Nicknamed “Le Demon Blond” in French or “The Flower” in English, Lafleur didn’t just score goals and win Stanley Cups; he did that and more with grace and elegance and a flair few before or since could equal. His long, blond hair seemed to trail the rest of his body as he tore down the right wing and let go his patented slap shot. He played every shift like it was his first or last, and despite his status as a great player and the attention he got from opponents, he never retaliated or fought. He truly was a flower in a garden of weeds.
Lafleur rose to prominence in the late 1960s as a member of the Quebec Remparts in the QMJHL, and after leading the team to a Memorial Cup in 1971 he was drafted first overall by the Canadiens. In his final season of junior, he scored 130 goals and 209 points in 62 games, and in the playoffs he had 43 points in 14 games. There was no greater junior in all of Canada. How Montreal had acquired that first overall selection is a story for the ages, as GM Sam Pollock first swindled Oakland out of the choice and then traded Ralph Backstrom to the struggling Los Angeles Kings to ensure they finished ahead of the Seals in the standings.
When Lafleur arrived for his first training camp he was offered number 4, the same number worn by the just-retired legend Jean Beliveau. “Guy” declined the honour and said he wanted to make a number of his own famous. He was given 10, and the rest is history. As a rookie, Lafleur continued to wear a helmet as he had in junior, and he scored an impressive 29 goals. But his production stagnated over the next couple of seasons, even as the Habs were winning the Cup in 1973.
But starting in 1974-75, he went on a scoring spree that at the time was unprecedented. He scored 53 goals and 119 points, and over the next six consecutive seasons he eclipsed the 50-goal and 100-point plateaus each time, the first player ever to do so. Not coincidentally, the Habs won four straight Cups between 1976 and 1979, and the screams of “Guy! Guy!” whenever he roared up ice were thrilling sounds every Saturday night at the Forum.
Lafleur was part of Team Canada at the inaugural Canada Cup in 1976. He scored his only goal in the series during a 6-0 win over Czechoslovakia in game one of the finals, and he was a member again five years later for the 1981 Canada Cup, scoring against Sweden and the Soviets in the round robin. His only other international experience came during the 1981 World Championship in Stockholm, Sweden. Teammates included Larry Robinson and Lanny McDonald, and Canada was coached by Don Cherry. The team finished fourth, and Lafleur had one goal in seven games, that coming in a round-robin game against the Soviets.

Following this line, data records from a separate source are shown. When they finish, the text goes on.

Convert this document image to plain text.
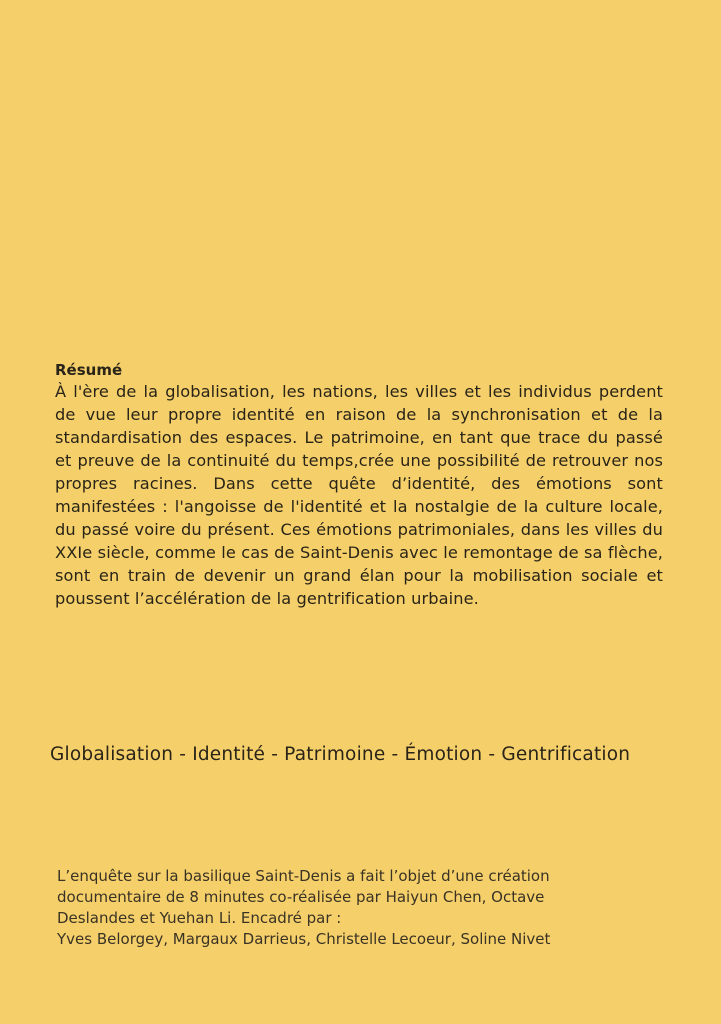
Résumé

À l'ère de la globalisation, les nations, les villes et les individus perdent de vue leur propre identité en raison de la synchronisation et de la standardisation des espaces. Le patrimoine, en tant que trace du passé et preuve de la continuité du temps,crée une possibilité de retrouver nos propres racines. Dans cette quête d’identité, des émotions sont manifestées : l'angoisse de l'identité et la nostalgie de la culture locale, du passé voire du présent. Ces émotions patrimoniales, dans les villes du XXIe siècle, comme le cas de Saint-Denis avec le remontage de sa flèche, sont en train de devenir un grand élan pour la mobilisation sociale et poussent l’accélération de la gentrification urbaine.

Globalisation - Identité - Patrimoine - Émotion - Gentrification

L’enquête sur la basilique Saint-Denis a fait l’objet d’une création documentaire de 8 minutes co-réalisée par Haiyun Chen, Octave Deslandes et Yuehan Li. Encadré par :

Yves Belorgey, Margaux Darrieus, Christelle Lecoeur, Soline Nivet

Lafleur had 13 straight seasons of 20 or more goals with Montreal, and he had 30 in 1983-84, his last full season with the team. By this time his former linemate Lemaire was now the team’s coach, and the two didn’t get along well because Lemaire’s defence-first coaching didn’t mesh with Lafleur’s offence-first skills. Early in the 1984-85 season, Lafleur retired. By this time, he had scored 518 goals and 1,246 points with the Habs. His number 10 was retired by the team early in 1985, and in 1988 he was inducted into the Hockey Hall of Fame.
But his passion for the game had not waned, and he came out of retirement to play for the New York Rangers. Now 37, he still managed to score 18 goals in 67 games, including two goals in what remains perhaps the greatest ovation ever given a visiting player. On 4 February 1989, Lafleur returned to the Forum for the first time as an opponent, now wearing the colours of the Blueshirts. He scored two goals as fans chanted “Guy! Guy!” all night long, just as they had for 14 years. Lafleur later played two more years with the arch-rivals Quebec Nordiques, but no matter the sweater he was still cheered whenever he returned to play. He retired for good in 1991, his legend not tarnished in the least by his passionate late-career play.
Players just don’t play like Lafleur anymore. A glorious skater with power and a blazing shot, his legend was enhanced by playing under the booming thrill of Danny Gallivan’s voice, rising excitedly every time Guy got the puck in his own end and saw open ice. Gone too soon in life, he will forever be remembered for what he did on ice so very, very well.